Yo entonces no admitía las bromas que sobre Bea hacían mis amigos, que si estaba buenísima, que era un suertudo de tener aquella chica metida en casa, lo cual me hacía enfadar y acabábamos con unas peleas de campeonatos, con golpes, cardenales y moratones que pasadas unas horas ya habíamos olvidados al llegar la merienda de la tarde que Bea nos preparaba, mientras nos quedábamos embobados mirándola como nadaba en la piscina de casa.

Bea, rompió en mí la niñez, me enseñó el camino de los deseos sin decírmelo, acarició mi corazón y lo llenó de sueños.

Mamá decía que aquel verano estaba raro, y lo achacaba a que estaba en la edad de los adolescentes. Ya no la acompañaba a ir de tiendas ni a la playa, y solo esperaba a que Bea terminase sus tareas en la casa para preguntarle si quería que fuese con ella a hacer los recados que mama le mandaba.

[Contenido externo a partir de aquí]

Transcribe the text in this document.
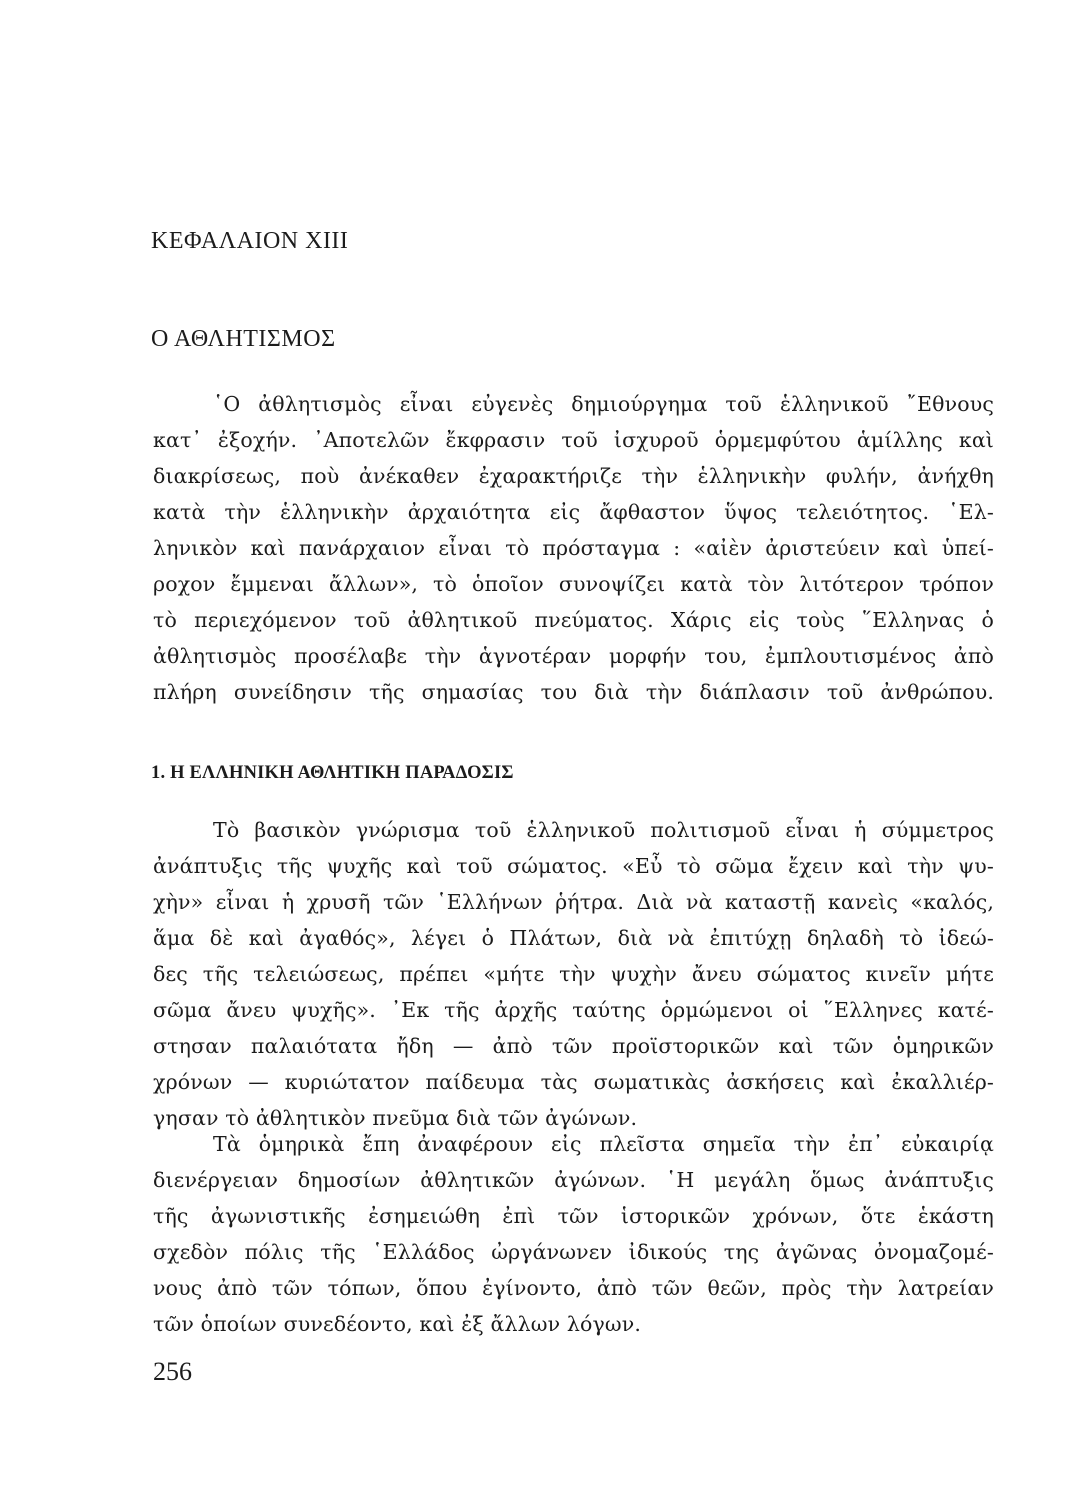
ΚΕΦΑΛΑΙΟΝ XIII
Ο ΑΘΛΗΤΙΣΜΟΣ
῾Ο ἀθλητισμὸς εἶναι εὐγενὲς δημιούργημα τοῦ ἑλληνικοῦ ῎Εθνους
κατ᾽ ἐξοχήν. ᾽Αποτελῶν ἔκφρασιν τοῦ ἰσχυροῦ ὁρμεμφύτου ἁμίλλης καὶ
διακρίσεως, ποὺ ἀνέκαθεν ἐχαρακτήριζε τὴν ἑλληνικὴν φυλήν, ἀνήχθη
κατὰ τὴν ἑλληνικὴν ἀρχαιότητα εἰς ἄφθαστον ὕψος τελειότητος. ῾Ελ-
ληνικὸν καὶ πανάρχαιον εἶναι τὸ πρόσταγμα : «αἰὲν ἀριστεύειν καὶ ὑπεί-
ροχον ἔμμεναι ἄλλων», τὸ ὁποῖον συνοψίζει κατὰ τὸν λιτότερον τρόπον
τὸ περιεχόμενον τοῦ ἀθλητικοῦ πνεύματος. Χάρις εἰς τοὺς ῞Ελληνας ὁ
ἀθλητισμὸς προσέλαβε τὴν ἁγνοτέραν μορφήν του, ἐμπλουτισμένος ἀπὸ
πλήρη συνείδησιν τῆς σημασίας του διὰ τὴν διάπλασιν τοῦ ἀνθρώπου.
1. Η ΕΛΛΗΝΙΚΗ ΑΘΛΗΤΙΚΗ ΠΑΡΑΔΟΣΙΣ
Τὸ βασικὸν γνώρισμα τοῦ ἑλληνικοῦ πολιτισμοῦ εἶναι ἡ σύμμετρος
ἀνάπτυξις τῆς ψυχῆς καὶ τοῦ σώματος. «Εὖ τὸ σῶμα ἔχειν καὶ τὴν ψυ-
χὴν» εἶναι ἡ χρυσῆ τῶν ῾Ελλήνων ῥήτρα. Διὰ νὰ καταστῇ κανεὶς «καλός,
ἅμα δὲ καὶ ἀγαθός», λέγει ὁ Πλάτων, διὰ νὰ ἐπιτύχῃ δηλαδὴ τὸ ἰδεώ-
δες τῆς τελειώσεως, πρέπει «μήτε τὴν ψυχὴν ἄνευ σώματος κινεῖν μήτε
σῶμα ἄνευ ψυχῆς». ᾽Εκ τῆς ἀρχῆς ταύτης ὁρμώμενοι οἱ ῞Ελληνες κατέ-
στησαν παλαιότατα ἤδη — ἀπὸ τῶν προϊστορικῶν καὶ τῶν ὁμηρικῶν
χρόνων — κυριώτατον παίδευμα τὰς σωματικὰς ἀσκήσεις καὶ ἐκαλλιέρ-
γησαν τὸ ἀθλητικὸν πνεῦμα διὰ τῶν ἀγώνων.
Τὰ ὁμηρικὰ ἔπη ἀναφέρουν εἰς πλεῖστα σημεῖα τὴν ἐπ᾽ εὐκαιρίᾳ
διενέργειαν δημοσίων ἀθλητικῶν ἀγώνων. ῾Η μεγάλη ὅμως ἀνάπτυξις
τῆς ἀγωνιστικῆς ἐσημειώθη ἐπὶ τῶν ἱστορικῶν χρόνων, ὅτε ἑκάστη
σχεδὸν πόλις τῆς ῾Ελλάδος ὠργάνωνεν ἰδικούς της ἀγῶνας ὀνομαζομέ-
νους ἀπὸ τῶν τόπων, ὅπου ἐγίνοντο, ἀπὸ τῶν θεῶν, πρὸς τὴν λατρείαν
τῶν ὁποίων συνεδέοντο, καὶ ἐξ ἄλλων λόγων.
256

Con ella sucumbí a la fragancia del aroma que desprenden las cosas prohibidas, con Bea toqué la frontera que nunca más me haría volver atrás. Fue mi amiga, mi amor platonico en secreto, mi primer beso clandestino en los labios que le robé un día aquel verano y por el cual tuve que salir corriendo con ella pisándome los talones.

Y un día, un día que no recuerdo, se fue. Se marchó de nuestras vidas, de la mía, porque para mamá Bea era la asistenta, la chica que cuidaba de mí cuando ella no estaba.

Bea se fue de mi vida, como esas nubes solitarias que en los días de sol en la playa cruzan el cielo y nos protegen momentáneamente del calor con su sombra. A Bea me la encontré en la calle de un pueblo costero pasados veinte años, yo iba con Katherine, entonces última novieta, rubita francesa tostada al sol enamorada de la sangria que apenas chaspurreaba algo de nuestro idioma. Bea me presentó a sus dos hijos pequeños y a un marido bigotón y barrigudo, pero ella no había cambiado, ni su mirada, ni su ternura, ni su melena, ni mi amor platónico de niño por ella.

Ahora que no esta Bea, que hace tiempo infinito se fue con su magia y su encanto, siempre en Sant Jordi hay una rosa que me sabe a ella, que me sabe a Beatriz.